The next input for the DDM is the cost of capital equity, which is another term for the annual total return that an investor requires from their investments. My personal preference for this input is 10%.
The final input into the DDM is the annual DGR or dividend growth rate over the long haul. As I alluded to earlier in the article, I will assume a 4% annual dividend growth rate.
Using these inputs for the DDM, I come out to a fair value of $62.67 a share. This indicates that Altria Group’s shares are priced at a 24% discount to fair value and can provide a 31.6% upside from the current price of $47.63 a share (as of December 2, 2022).
The first valuation model that I’ll use to calculate the fair value of shares of Altria Group is the discounted cash flows model or DCF model. This also is comprised of three inputs.

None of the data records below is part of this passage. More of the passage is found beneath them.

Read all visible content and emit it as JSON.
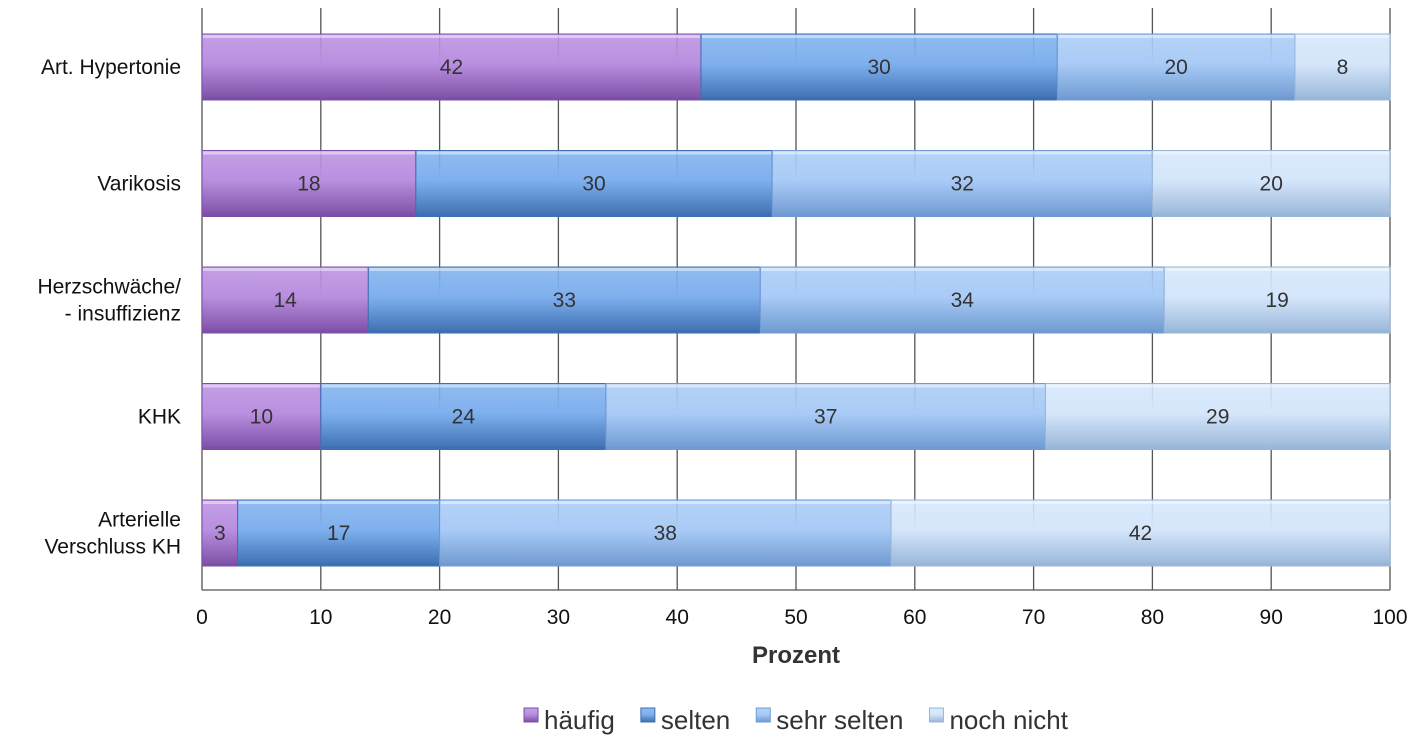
{
  "chart_data": {
    "type": "bar",
    "orientation": "horizontal",
    "stacked": true,
    "categories": [
      [
        "Art. Hypertonie"
      ],
      [
        "Varikosis"
      ],
      [
        "Herzschwäche/",
        "- insuffizienz"
      ],
      [
        "KHK"
      ],
      [
        "Arterielle",
        "Verschluss KH"
      ]
    ],
    "series": [
      {
        "name": "häufig",
        "values": [
          42,
          18,
          14,
          10,
          3
        ],
        "color": "#b98fe0",
        "dark": "#7c4fa6"
      },
      {
        "name": "selten",
        "values": [
          30,
          30,
          33,
          24,
          17
        ],
        "color": "#7fb0ee",
        "dark": "#3d6fb2"
      },
      {
        "name": "sehr selten",
        "values": [
          20,
          32,
          34,
          37,
          38
        ],
        "color": "#a9cbf6",
        "dark": "#6f9ad2"
      },
      {
        "name": "noch nicht",
        "values": [
          8,
          20,
          19,
          29,
          42
        ],
        "color": "#d5e6fb",
        "dark": "#98b6d8"
      }
    ],
    "xlabel": "Prozent",
    "xlim": [
      0,
      100
    ],
    "xticks": [
      0,
      10,
      20,
      30,
      40,
      50,
      60,
      70,
      80,
      90,
      100
    ],
    "grid": true,
    "legend": "bottom"
  }
}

The first input for the DCF model is a company’s trailing twelve-month adjusted diluted EPS. This is $4.75 for Altria Group.
The second input into the DCF model is growth assumptions. Erring on the side of caution, I’ll use a 3% annual adjusted diluted EPS growth rate for the next five years. And I’ll model a drop-off to 2% in subsequent years.

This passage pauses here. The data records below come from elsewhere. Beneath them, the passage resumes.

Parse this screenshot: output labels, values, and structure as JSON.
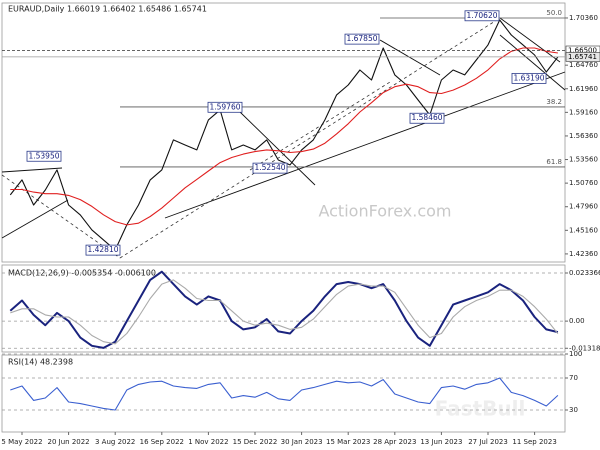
{
  "chart_data": [
    {
      "type": "line",
      "title": "EURAUD,Daily 1.66019 1.66402 1.65486 1.65741",
      "watermark": "ActionForex.com",
      "categories": [
        null,
        "5 May 2022",
        null,
        null,
        null,
        "20 Jun 2022",
        null,
        null,
        null,
        "3 Aug 2022",
        null,
        null,
        null,
        "16 Sep 2022",
        null,
        null,
        null,
        "1 Nov 2022",
        null,
        null,
        null,
        "15 Dec 2022",
        null,
        null,
        null,
        "30 Jan 2023",
        null,
        null,
        null,
        "15 Mar 2023",
        null,
        null,
        null,
        "28 Apr 2023",
        null,
        null,
        null,
        "13 Jun 2023",
        null,
        null,
        null,
        "27 Jul 2023",
        null,
        null,
        null,
        "11 Sep 2023",
        null,
        null
      ],
      "series": [
        {
          "color": "#111111",
          "values": [
            1.4936,
            1.5114,
            1.4817,
            1.4995,
            1.5233,
            1.4817,
            1.4699,
            1.4521,
            1.4402,
            1.4283,
            1.458,
            1.4817,
            1.5114,
            1.5233,
            1.5589,
            1.5529,
            1.547,
            1.5826,
            1.5945,
            1.547,
            1.5529,
            1.547,
            1.5589,
            1.5351,
            1.5292,
            1.547,
            1.5589,
            1.5826,
            1.6123,
            1.6241,
            1.6419,
            1.63,
            1.668,
            1.636,
            1.6241,
            1.6063,
            1.5885,
            1.63,
            1.6419,
            1.636,
            1.6538,
            1.6716,
            1.7012,
            1.6834,
            1.6716,
            1.6597,
            1.6395,
            1.65741
          ]
        },
        {
          "color": "#e02020",
          "values": [
            1.5,
            1.5,
            1.497,
            1.495,
            1.495,
            1.493,
            1.488,
            1.48,
            1.47,
            1.462,
            1.458,
            1.46,
            1.468,
            1.478,
            1.49,
            1.502,
            1.512,
            1.522,
            1.532,
            1.538,
            1.542,
            1.545,
            1.547,
            1.546,
            1.544,
            1.545,
            1.548,
            1.555,
            1.566,
            1.578,
            1.592,
            1.603,
            1.615,
            1.622,
            1.625,
            1.622,
            1.615,
            1.614,
            1.618,
            1.624,
            1.632,
            1.642,
            1.655,
            1.664,
            1.668,
            1.668,
            1.664,
            1.662
          ]
        }
      ],
      "ylim": [
        1.414,
        1.719
      ],
      "yticks": [
        {
          "value": 1.7036,
          "label": "1.70360"
        },
        {
          "value": 1.6476,
          "label": "1.64760"
        },
        {
          "value": 1.6196,
          "label": "1.61960"
        },
        {
          "value": 1.5916,
          "label": "1.59160"
        },
        {
          "value": 1.5636,
          "label": "1.56360"
        },
        {
          "value": 1.5356,
          "label": "1.53560"
        },
        {
          "value": 1.5076,
          "label": "1.50760"
        },
        {
          "value": 1.4796,
          "label": "1.47960"
        },
        {
          "value": 1.4516,
          "label": "1.45160"
        },
        {
          "value": 1.4236,
          "label": "1.42360"
        }
      ],
      "price_labels": [
        {
          "value": 1.665,
          "label": "1.66500"
        },
        {
          "value": 1.65741,
          "label": "1.65741"
        }
      ],
      "annotations": [
        {
          "value": 1.7062,
          "label": "1.70620"
        },
        {
          "value": 1.6785,
          "label": "1.67850"
        },
        {
          "value": 1.5976,
          "label": "1.59760"
        },
        {
          "value": 1.5395,
          "label": "1.53950"
        },
        {
          "value": 1.5254,
          "label": "1.52540"
        },
        {
          "value": 1.5846,
          "label": "1.58460"
        },
        {
          "value": 1.6319,
          "label": "1.63190"
        },
        {
          "value": 1.4281,
          "label": "1.42810"
        }
      ],
      "fib_levels": [
        {
          "value": 1.7036,
          "label": "50.0"
        },
        {
          "value": 1.598,
          "label": "38.2"
        },
        {
          "value": 1.5268,
          "label": "61.8"
        }
      ]
    },
    {
      "type": "line",
      "title": "MACD(12,26,9) -0.005354 -0.006100",
      "series": [
        {
          "color": "#1a237e",
          "values": [
            0.005,
            0.01,
            0.003,
            -0.002,
            0.004,
            0.0,
            -0.008,
            -0.012,
            -0.013,
            -0.01,
            0.0,
            0.01,
            0.02,
            0.024,
            0.018,
            0.012,
            0.008,
            0.012,
            0.01,
            0.0,
            -0.004,
            -0.003,
            0.001,
            -0.005,
            -0.006,
            0.0,
            0.005,
            0.012,
            0.018,
            0.019,
            0.018,
            0.016,
            0.018,
            0.01,
            0.0,
            -0.008,
            -0.012,
            -0.002,
            0.008,
            0.01,
            0.012,
            0.014,
            0.018,
            0.015,
            0.01,
            0.002,
            -0.004,
            -0.005354
          ]
        },
        {
          "color": "#aaaaaa",
          "values": [
            0.004,
            0.006,
            0.006,
            0.003,
            0.002,
            0.002,
            -0.002,
            -0.007,
            -0.01,
            -0.011,
            -0.006,
            0.002,
            0.011,
            0.018,
            0.02,
            0.016,
            0.011,
            0.01,
            0.01,
            0.005,
            0.0,
            -0.002,
            -0.001,
            -0.002,
            -0.004,
            -0.003,
            0.001,
            0.007,
            0.013,
            0.017,
            0.018,
            0.017,
            0.017,
            0.014,
            0.006,
            -0.002,
            -0.008,
            -0.006,
            0.002,
            0.007,
            0.01,
            0.012,
            0.015,
            0.015,
            0.012,
            0.007,
            0.001,
            -0.0061
          ]
        }
      ],
      "ylim": [
        -0.015,
        0.0258
      ],
      "yticks": [
        0.023366,
        {
          "value": 0,
          "label": "0.00"
        },
        -0.013186
      ]
    },
    {
      "type": "line",
      "title": "RSI(14) 48.2398",
      "watermark": "FastBull",
      "series": [
        {
          "color": "#3a5fd0",
          "values": [
            55,
            60,
            42,
            45,
            58,
            40,
            38,
            35,
            32,
            30,
            55,
            62,
            65,
            66,
            60,
            58,
            57,
            62,
            64,
            45,
            48,
            46,
            52,
            44,
            42,
            55,
            58,
            62,
            66,
            64,
            65,
            60,
            68,
            50,
            45,
            40,
            38,
            58,
            60,
            56,
            62,
            64,
            70,
            52,
            48,
            42,
            35,
            48.2398
          ]
        }
      ],
      "ylim": [
        0,
        100
      ],
      "yticks": [
        100,
        70,
        30
      ]
    }
  ]
}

The third input for the DCF model is the discount rate. This is the required annual total return rate. I will again use 10% for this input.
Plugging these inputs into the DCF model, I arrive at a fair value of $63.18 a share. This suggests that Altria Group’s shares are priced at a 24.6% discount to fair value and offer 32.6% capital appreciation from the current share price.
Averaging these two fair values together, I compute a fair value of $62.93 a share. This means that shares of Altria Group are trading at a 24.3% discount to fair value and can provide a 32.1% upside from the current share price.
Summary: Altria Group Is An Undervalued And Dependable Income Stock
Altria Group is among the select few stocks that have raised their dividends for at least half a century. And based on the company’s sustainable dividend payout ratio and stable fundamentals, that track record appears positioned to continue.
Throw in Altria Group’s double-digit percentage undervaluation using my valuation model inputs and the stock is a great buy for income investors.